Putting these important criticisms aside, this study does establish the feasibility of safely inducing an immune regulatory response against a TCR peptide, although demonstrating a clinical benefit for MS may require a more effective TCR vaccine and a larger series of patients with longer follow-up. There are considerable difficulties of documenting clinical outcomes in MS treatment trials, depending on the primary and secondary end points selected and the composite scales of disability measurement used.

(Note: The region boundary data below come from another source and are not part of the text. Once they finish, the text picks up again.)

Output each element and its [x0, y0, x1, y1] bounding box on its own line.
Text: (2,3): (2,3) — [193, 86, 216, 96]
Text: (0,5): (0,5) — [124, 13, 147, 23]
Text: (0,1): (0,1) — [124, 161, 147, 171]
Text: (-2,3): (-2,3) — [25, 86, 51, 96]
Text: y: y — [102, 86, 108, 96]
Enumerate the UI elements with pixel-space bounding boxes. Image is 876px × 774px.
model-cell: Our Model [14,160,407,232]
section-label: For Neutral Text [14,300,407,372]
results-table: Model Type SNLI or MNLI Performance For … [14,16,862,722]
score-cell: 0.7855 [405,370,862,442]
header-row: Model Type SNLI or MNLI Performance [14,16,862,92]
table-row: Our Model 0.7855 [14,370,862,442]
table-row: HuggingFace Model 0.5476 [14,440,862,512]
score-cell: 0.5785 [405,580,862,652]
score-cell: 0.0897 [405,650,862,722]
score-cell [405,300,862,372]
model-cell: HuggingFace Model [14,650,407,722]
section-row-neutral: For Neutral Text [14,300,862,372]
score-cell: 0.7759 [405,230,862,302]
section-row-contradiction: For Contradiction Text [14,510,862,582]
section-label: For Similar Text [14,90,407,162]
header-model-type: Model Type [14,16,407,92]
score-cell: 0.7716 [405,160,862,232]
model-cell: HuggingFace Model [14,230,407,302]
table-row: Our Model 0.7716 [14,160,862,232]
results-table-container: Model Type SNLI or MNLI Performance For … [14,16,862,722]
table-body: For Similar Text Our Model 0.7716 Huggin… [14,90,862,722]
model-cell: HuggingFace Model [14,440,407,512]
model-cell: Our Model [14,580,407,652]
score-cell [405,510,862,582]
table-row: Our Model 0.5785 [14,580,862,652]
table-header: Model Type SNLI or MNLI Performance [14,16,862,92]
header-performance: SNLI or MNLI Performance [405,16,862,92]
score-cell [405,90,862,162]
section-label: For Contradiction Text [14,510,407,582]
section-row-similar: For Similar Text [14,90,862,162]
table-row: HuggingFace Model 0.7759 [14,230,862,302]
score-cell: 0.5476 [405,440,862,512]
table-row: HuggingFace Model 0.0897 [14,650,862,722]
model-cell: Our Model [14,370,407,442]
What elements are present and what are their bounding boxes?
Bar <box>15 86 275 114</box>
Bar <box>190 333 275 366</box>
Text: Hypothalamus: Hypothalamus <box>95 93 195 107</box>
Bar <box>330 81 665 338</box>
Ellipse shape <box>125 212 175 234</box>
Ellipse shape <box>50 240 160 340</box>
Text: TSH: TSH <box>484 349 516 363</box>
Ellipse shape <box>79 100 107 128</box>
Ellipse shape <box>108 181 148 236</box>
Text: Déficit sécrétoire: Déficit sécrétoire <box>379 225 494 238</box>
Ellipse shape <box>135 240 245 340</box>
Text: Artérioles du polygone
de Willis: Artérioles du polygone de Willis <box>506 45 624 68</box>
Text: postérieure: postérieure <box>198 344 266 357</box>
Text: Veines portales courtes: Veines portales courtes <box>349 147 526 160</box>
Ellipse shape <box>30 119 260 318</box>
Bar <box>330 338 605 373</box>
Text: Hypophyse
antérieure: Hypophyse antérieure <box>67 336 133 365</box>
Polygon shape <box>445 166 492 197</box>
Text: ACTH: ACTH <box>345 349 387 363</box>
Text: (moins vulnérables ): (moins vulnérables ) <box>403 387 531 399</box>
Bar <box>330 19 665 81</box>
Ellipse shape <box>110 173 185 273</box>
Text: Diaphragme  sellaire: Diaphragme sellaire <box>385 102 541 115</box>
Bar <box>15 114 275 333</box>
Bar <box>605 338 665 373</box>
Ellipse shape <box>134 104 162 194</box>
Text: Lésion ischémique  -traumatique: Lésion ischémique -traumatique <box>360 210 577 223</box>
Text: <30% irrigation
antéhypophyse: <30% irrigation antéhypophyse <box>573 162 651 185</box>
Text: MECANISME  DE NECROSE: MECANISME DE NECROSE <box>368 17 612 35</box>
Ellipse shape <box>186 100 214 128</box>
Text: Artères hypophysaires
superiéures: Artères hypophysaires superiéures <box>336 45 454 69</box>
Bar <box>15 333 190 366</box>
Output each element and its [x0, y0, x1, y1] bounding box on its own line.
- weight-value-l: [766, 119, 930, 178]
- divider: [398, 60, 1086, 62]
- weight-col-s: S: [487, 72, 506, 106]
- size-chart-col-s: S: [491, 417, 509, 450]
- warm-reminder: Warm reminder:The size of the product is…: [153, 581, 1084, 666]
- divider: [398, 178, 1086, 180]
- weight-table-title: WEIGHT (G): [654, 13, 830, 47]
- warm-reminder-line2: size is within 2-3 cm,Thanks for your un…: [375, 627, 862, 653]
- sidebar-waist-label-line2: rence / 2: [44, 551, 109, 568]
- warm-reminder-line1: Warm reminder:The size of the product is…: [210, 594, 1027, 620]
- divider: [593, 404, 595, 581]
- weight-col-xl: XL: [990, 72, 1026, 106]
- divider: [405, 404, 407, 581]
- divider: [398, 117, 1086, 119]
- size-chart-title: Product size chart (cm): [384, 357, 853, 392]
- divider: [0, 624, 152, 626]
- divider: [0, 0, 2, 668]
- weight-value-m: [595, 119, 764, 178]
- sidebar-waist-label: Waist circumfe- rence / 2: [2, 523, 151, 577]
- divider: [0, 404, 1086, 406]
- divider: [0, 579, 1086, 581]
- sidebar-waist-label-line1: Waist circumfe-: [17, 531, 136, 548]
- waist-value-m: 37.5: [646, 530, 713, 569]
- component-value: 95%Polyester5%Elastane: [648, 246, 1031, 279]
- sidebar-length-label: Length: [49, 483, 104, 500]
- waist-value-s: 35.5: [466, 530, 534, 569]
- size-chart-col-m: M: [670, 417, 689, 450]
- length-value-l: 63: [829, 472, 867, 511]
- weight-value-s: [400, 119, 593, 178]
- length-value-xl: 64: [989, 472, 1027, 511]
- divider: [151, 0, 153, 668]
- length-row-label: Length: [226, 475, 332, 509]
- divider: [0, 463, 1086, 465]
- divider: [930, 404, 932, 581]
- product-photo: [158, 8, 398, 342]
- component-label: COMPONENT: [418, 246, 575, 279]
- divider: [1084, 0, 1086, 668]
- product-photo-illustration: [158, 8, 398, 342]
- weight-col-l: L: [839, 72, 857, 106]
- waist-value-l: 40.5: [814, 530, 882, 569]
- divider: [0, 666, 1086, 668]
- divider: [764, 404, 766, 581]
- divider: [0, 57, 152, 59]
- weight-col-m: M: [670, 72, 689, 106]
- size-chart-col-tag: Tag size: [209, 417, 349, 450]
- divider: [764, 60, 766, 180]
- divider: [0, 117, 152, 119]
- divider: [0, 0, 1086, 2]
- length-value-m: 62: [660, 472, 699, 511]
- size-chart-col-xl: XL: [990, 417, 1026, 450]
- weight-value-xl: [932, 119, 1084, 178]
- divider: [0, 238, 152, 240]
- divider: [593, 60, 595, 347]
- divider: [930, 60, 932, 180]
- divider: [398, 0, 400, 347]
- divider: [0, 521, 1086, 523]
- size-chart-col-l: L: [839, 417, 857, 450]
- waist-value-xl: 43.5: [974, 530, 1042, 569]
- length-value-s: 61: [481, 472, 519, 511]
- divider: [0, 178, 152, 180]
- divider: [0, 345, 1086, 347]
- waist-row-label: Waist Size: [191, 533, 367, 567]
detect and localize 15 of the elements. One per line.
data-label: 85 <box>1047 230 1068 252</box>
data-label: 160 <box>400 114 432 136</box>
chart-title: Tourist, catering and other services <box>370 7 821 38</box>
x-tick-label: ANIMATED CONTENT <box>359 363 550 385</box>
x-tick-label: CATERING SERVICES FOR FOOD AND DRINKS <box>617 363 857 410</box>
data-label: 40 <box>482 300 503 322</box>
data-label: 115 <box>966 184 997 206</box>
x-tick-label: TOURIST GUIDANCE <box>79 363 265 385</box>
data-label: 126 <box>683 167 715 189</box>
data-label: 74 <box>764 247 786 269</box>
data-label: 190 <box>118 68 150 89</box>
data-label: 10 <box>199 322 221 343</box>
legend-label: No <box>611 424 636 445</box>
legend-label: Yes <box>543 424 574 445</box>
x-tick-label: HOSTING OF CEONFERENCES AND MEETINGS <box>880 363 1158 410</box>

The absence of independent, objective markers of disease activity such as serial brain MRI scans also limits the conclusions of this study. Nonetheless, the results of this early report are encouraging and indicate the increasing role such immunomodulatory therapy will play in clinical practice in years to come. We eagerly await the results of an expanded phase 2 clinical trial now in progress.